Theatre crisis at QECH

Surgeries are erratic at Malawi’s major referral hospital, Queen Elizabeth Central Hospital (QECH), leading to an average number of 20 patients in a month missing surgical treatment.

More than five patients were declared inoperable in the last four months having missed operations due to lack of cidex and gauze which are critical for a surgical operation.

QECH chief hospital administrator, Themba Mhango, confirmed the erratic supply of cidex solution and gauze during the past four months, but he could not give the exact number of affected patients.

“In general, there have been erratic medical supplies, including gauze and cidex solution for the obvious reason that Central Medical Stores Trust did not have the said items in stock during the period in question. 

“We managed to source cidex solution from private suppliers after realising the one we had in stock had expired,” said Mhango in an interview two weeks ago. 

A surgeon at QECH confided last month that for the past four months, surgeries have been erratic such that surgeons and patients hardly know whether an operation would take place as scheduled.

The doctor said an operation is not possible without gauze, which controls bleeding and cidex which is used for sterilising equipment.

“Surgical operations that suffer include breast cancer, co-genital abnormalities in children, emergencies, bowel obstructions, bone fractures and injuries in emergencies. There was a time we did not clean patients’ wounds for two consecutive days due to lack of gauze,” he said.

The doctor said on average, the hospital has 40 surgical cases in a month.

“Over five patients were declared inoperable some months ago because their conditions turned worse after missing operations…This hospital is the centre of excellence in Malawi. If things fail here, where do people go?

“To make matters worse, the Intensive Care Unit (ICU) where we refer patients after surgery has no space and the equipment there is mostly not working,” the doctor said.

He said management has on several occasions raised an alarm to the Ministry of Health to no avail.
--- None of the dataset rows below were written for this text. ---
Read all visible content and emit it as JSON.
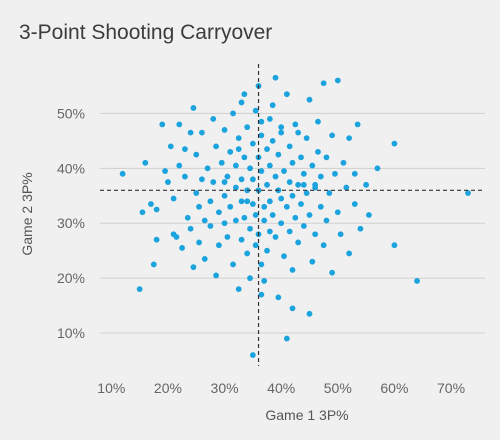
{
  "chart_data": {
    "type": "scatter",
    "title": "3-Point Shooting Carryover",
    "xlabel": "Game 1 3P%",
    "ylabel": "Game 2 3P%",
    "xlim": [
      8,
      76
    ],
    "ylim": [
      4,
      59
    ],
    "xticks": [
      10,
      20,
      30,
      40,
      50,
      60,
      70
    ],
    "yticks": [
      10,
      20,
      30,
      40,
      50
    ],
    "xtick_labels": [
      "10%",
      "20%",
      "30%",
      "40%",
      "50%",
      "60%",
      "70%"
    ],
    "ytick_labels": [
      "10%",
      "20%",
      "30%",
      "40%",
      "50%"
    ],
    "grid": "horizontal",
    "reference_lines": {
      "x": 36,
      "y": 36,
      "style": "dashed"
    },
    "point_color": "#1ba3dd",
    "points": [
      [
        12.0,
        39.0
      ],
      [
        15.0,
        18.0
      ],
      [
        15.5,
        32.0
      ],
      [
        16.0,
        41.0
      ],
      [
        17.0,
        33.5
      ],
      [
        17.5,
        22.5
      ],
      [
        18.0,
        27.0
      ],
      [
        18.0,
        32.5
      ],
      [
        19.0,
        48.0
      ],
      [
        19.5,
        39.5
      ],
      [
        20.0,
        37.5
      ],
      [
        20.5,
        44.0
      ],
      [
        21.0,
        28.0
      ],
      [
        21.0,
        34.5
      ],
      [
        21.5,
        27.5
      ],
      [
        22.0,
        48.0
      ],
      [
        22.0,
        40.5
      ],
      [
        22.5,
        25.5
      ],
      [
        23.0,
        43.5
      ],
      [
        23.0,
        38.5
      ],
      [
        23.5,
        31.0
      ],
      [
        24.0,
        46.5
      ],
      [
        24.0,
        29.0
      ],
      [
        24.5,
        22.0
      ],
      [
        24.5,
        51.0
      ],
      [
        25.0,
        35.5
      ],
      [
        25.0,
        42.5
      ],
      [
        25.5,
        33.0
      ],
      [
        25.5,
        26.5
      ],
      [
        26.0,
        38.0
      ],
      [
        26.0,
        46.5
      ],
      [
        26.5,
        30.5
      ],
      [
        26.5,
        23.5
      ],
      [
        27.0,
        40.0
      ],
      [
        27.5,
        34.0
      ],
      [
        27.5,
        29.5
      ],
      [
        28.0,
        49.0
      ],
      [
        28.0,
        37.5
      ],
      [
        28.5,
        44.0
      ],
      [
        28.5,
        20.5
      ],
      [
        29.0,
        32.0
      ],
      [
        29.0,
        26.0
      ],
      [
        29.5,
        41.0
      ],
      [
        30.0,
        47.0
      ],
      [
        30.0,
        35.0
      ],
      [
        30.0,
        30.0
      ],
      [
        30.5,
        38.5
      ],
      [
        30.5,
        27.5
      ],
      [
        31.0,
        43.0
      ],
      [
        31.0,
        33.0
      ],
      [
        31.5,
        22.5
      ],
      [
        31.5,
        50.0
      ],
      [
        32.0,
        36.5
      ],
      [
        32.0,
        30.5
      ],
      [
        32.0,
        40.5
      ],
      [
        32.5,
        45.5
      ],
      [
        32.5,
        18.0
      ],
      [
        33.0,
        34.0
      ],
      [
        33.0,
        27.0
      ],
      [
        33.0,
        38.0
      ],
      [
        33.5,
        53.5
      ],
      [
        33.5,
        42.0
      ],
      [
        33.5,
        31.0
      ],
      [
        34.0,
        47.5
      ],
      [
        34.0,
        36.0
      ],
      [
        34.0,
        24.5
      ],
      [
        34.5,
        40.0
      ],
      [
        34.5,
        29.0
      ],
      [
        34.5,
        20.0
      ],
      [
        35.0,
        44.5
      ],
      [
        35.0,
        33.5
      ],
      [
        35.0,
        38.0
      ],
      [
        35.5,
        50.5
      ],
      [
        35.5,
        26.0
      ],
      [
        35.5,
        31.5
      ],
      [
        36.0,
        42.0
      ],
      [
        36.0,
        36.0
      ],
      [
        36.0,
        28.0
      ],
      [
        36.0,
        55.0
      ],
      [
        36.5,
        22.5
      ],
      [
        36.5,
        39.5
      ],
      [
        36.5,
        46.0
      ],
      [
        37.0,
        33.0
      ],
      [
        37.0,
        30.5
      ],
      [
        37.0,
        19.5
      ],
      [
        37.5,
        43.5
      ],
      [
        37.5,
        37.0
      ],
      [
        37.5,
        25.0
      ],
      [
        38.0,
        49.0
      ],
      [
        38.0,
        40.5
      ],
      [
        38.0,
        34.0
      ],
      [
        38.5,
        31.5
      ],
      [
        38.5,
        45.0
      ],
      [
        39.0,
        56.5
      ],
      [
        39.0,
        38.5
      ],
      [
        39.0,
        27.5
      ],
      [
        39.5,
        36.0
      ],
      [
        39.5,
        42.5
      ],
      [
        39.5,
        16.5
      ],
      [
        40.0,
        34.5
      ],
      [
        40.0,
        30.0
      ],
      [
        40.0,
        47.5
      ],
      [
        40.5,
        39.5
      ],
      [
        40.5,
        24.0
      ],
      [
        41.0,
        53.5
      ],
      [
        41.0,
        33.0
      ],
      [
        41.5,
        37.5
      ],
      [
        41.5,
        44.0
      ],
      [
        41.5,
        28.5
      ],
      [
        42.0,
        41.0
      ],
      [
        42.0,
        35.0
      ],
      [
        42.0,
        21.5
      ],
      [
        42.5,
        31.0
      ],
      [
        42.5,
        48.0
      ],
      [
        43.0,
        37.0
      ],
      [
        43.0,
        26.5
      ],
      [
        43.5,
        42.0
      ],
      [
        43.5,
        33.5
      ],
      [
        44.0,
        39.0
      ],
      [
        44.0,
        29.5
      ],
      [
        44.5,
        45.5
      ],
      [
        44.5,
        35.5
      ],
      [
        45.0,
        52.5
      ],
      [
        45.0,
        31.5
      ],
      [
        45.5,
        40.5
      ],
      [
        45.5,
        23.0
      ],
      [
        46.0,
        36.5
      ],
      [
        46.0,
        28.0
      ],
      [
        46.5,
        48.5
      ],
      [
        46.5,
        43.0
      ],
      [
        47.0,
        33.0
      ],
      [
        47.0,
        38.5
      ],
      [
        47.5,
        55.5
      ],
      [
        47.5,
        26.0
      ],
      [
        48.0,
        42.0
      ],
      [
        48.0,
        30.5
      ],
      [
        48.5,
        35.5
      ],
      [
        49.0,
        46.0
      ],
      [
        49.0,
        21.0
      ],
      [
        49.5,
        39.0
      ],
      [
        50.0,
        32.0
      ],
      [
        50.0,
        56.0
      ],
      [
        50.5,
        28.0
      ],
      [
        51.0,
        41.0
      ],
      [
        51.5,
        36.5
      ],
      [
        52.0,
        45.5
      ],
      [
        52.0,
        24.5
      ],
      [
        53.0,
        39.0
      ],
      [
        53.0,
        33.5
      ],
      [
        53.5,
        48.0
      ],
      [
        54.0,
        29.0
      ],
      [
        55.0,
        37.0
      ],
      [
        55.5,
        31.5
      ],
      [
        57.0,
        40.0
      ],
      [
        60.0,
        26.0
      ],
      [
        60.0,
        44.5
      ],
      [
        64.0,
        19.5
      ],
      [
        73.0,
        35.5
      ],
      [
        41.0,
        9.0
      ],
      [
        42.0,
        14.5
      ],
      [
        45.0,
        13.5
      ],
      [
        35.0,
        6.0
      ],
      [
        36.5,
        17.0
      ],
      [
        33.0,
        52.0
      ],
      [
        38.5,
        51.5
      ],
      [
        40.0,
        46.5
      ],
      [
        36.5,
        48.5
      ],
      [
        32.5,
        43.5
      ],
      [
        30.0,
        37.5
      ],
      [
        43.0,
        46.5
      ],
      [
        46.0,
        37.0
      ],
      [
        38.0,
        28.5
      ],
      [
        34.0,
        34.0
      ],
      [
        44.0,
        37.0
      ]
    ]
  }
}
“The attitude of the big people at the ministry is like that of politicians. They think of themselves first instead of thinking about patients,” the doctor said.

But Mhango said the hospital has not experienced a significant divergence in the number of patients undergoing surgical operations.
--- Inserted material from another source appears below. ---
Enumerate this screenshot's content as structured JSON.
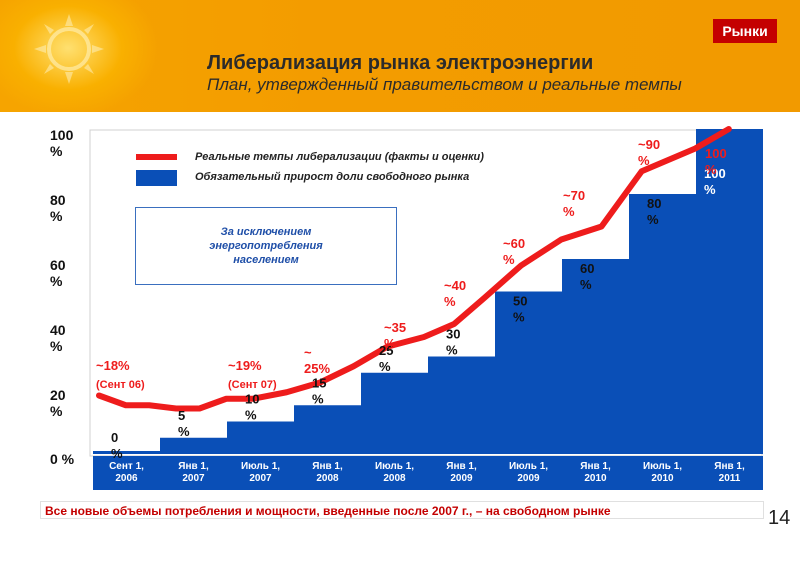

“For the past two years, our theatre operations decline in the months of January and December because of the festive season and all elective operations are suspended and attention is paid to emergencies or rather life- threatening conditions.

“This should not be misinterpreted as it is a theatre management decision to give priority to emergencies while able bodied patients who can walk in for an operation are re-booked to another date when the theatres operate in full capacity,” he said.

Mhango also confirmed the shortage of insulin for diabetes patients and the failure by patients from theatres to use the ICU due to inadequate space.

He said: “Shortage of insulin for diabetic patients had been a national logistical problem…Management is aware of the inadequate space in the ICU, and in our Hospital Strategic Plan 2012 -2016, we intended to extend the building from the central level for capital investments.”